Yahoo! CEO to Forego Bonus Amidst Latest Security Breakdown

Yahoo CEO Marissa Mayer is not going to receive her annual bonus this year, as the company punishes her for failing to react quickly to a security breach in 2014. Her bonus is to be shared between staff instead.

The security breach, followed by another in 2016 involving the use of forged cookies, meant Yahoo’s sale price to Verizon had to be renegotiated, slashing millions of dollars from the original price.

The company has revealed that around 32 million user accounts were accessed used forged cookies, and while this is nothing like the 500 million accounts affected by the 2014 breach, it rocked faith in Yahoo and CEO Mayer felt it best to also pass on her stock award.

The moves were revealed in the company’s latest annual report to the US Securities and Exchange Commission (SEC).

The SEC filing also revealed that general counsel Ronald Bell has resigned without severance pay after an independent committee brought in to investigate the breaches concluded that the Yahoo management team failed to respond effectively to the breach discovered in 2014.

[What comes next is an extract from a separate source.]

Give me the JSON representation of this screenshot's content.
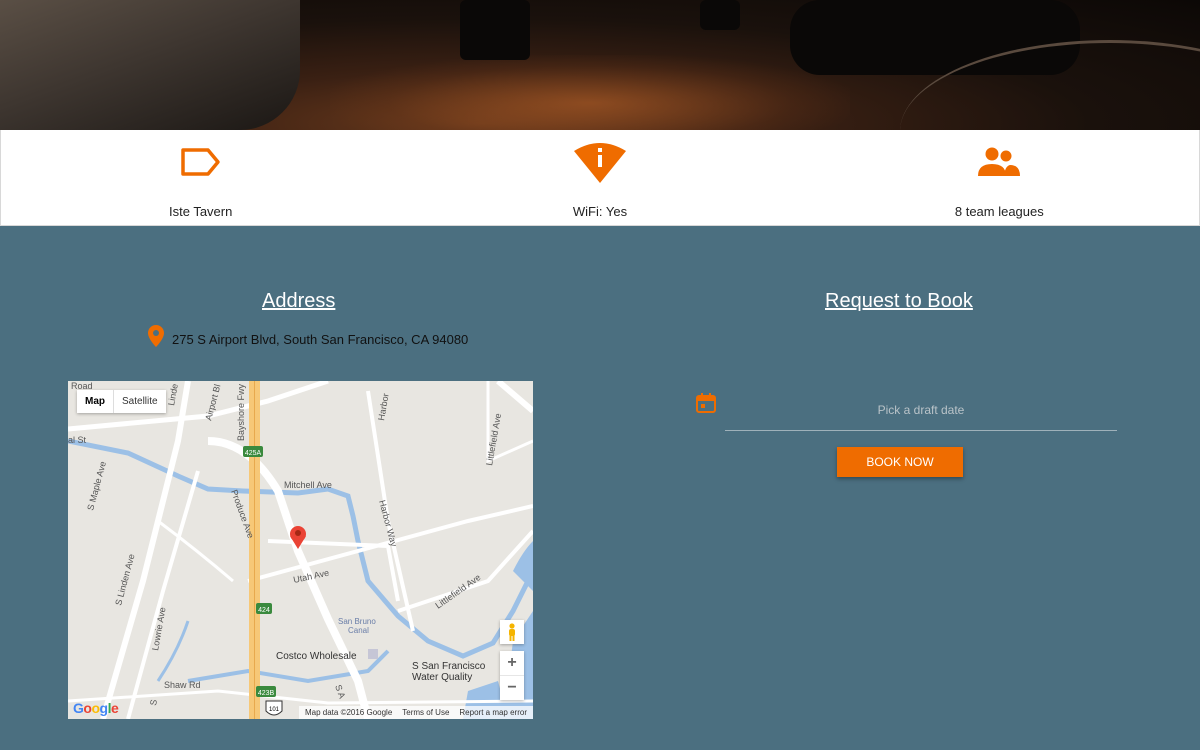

The investigation report said that although Yahoo’s security team had uncovered evidence that a hacker backed by an unnamed foreign government had breached user accounts in 2014, executives “failed to act sufficiently” and that the incident “was not properly investigated and analyzed at the time.”

“The Independent Committee found that failures in communication, management, inquiry and internal reporting contributed to the lack of proper comprehension and handling of the 2014 Security Incident,” reads the SEC filing. “The Independent Committee also found that the Audit and Finance Committee and the full board were not adequately informed of the full severity, risks, and potential impacts of the 2014 Security Incident and related matters.”

In a separate post, the company‘s CEO Marissa Mayer said she’ll forgo taking her annual bonus because the 2014 breach happened on her watch.

If you have a Yahoo! account still…you may as well shut it down. Who knows what else has been compromised from Yahoo.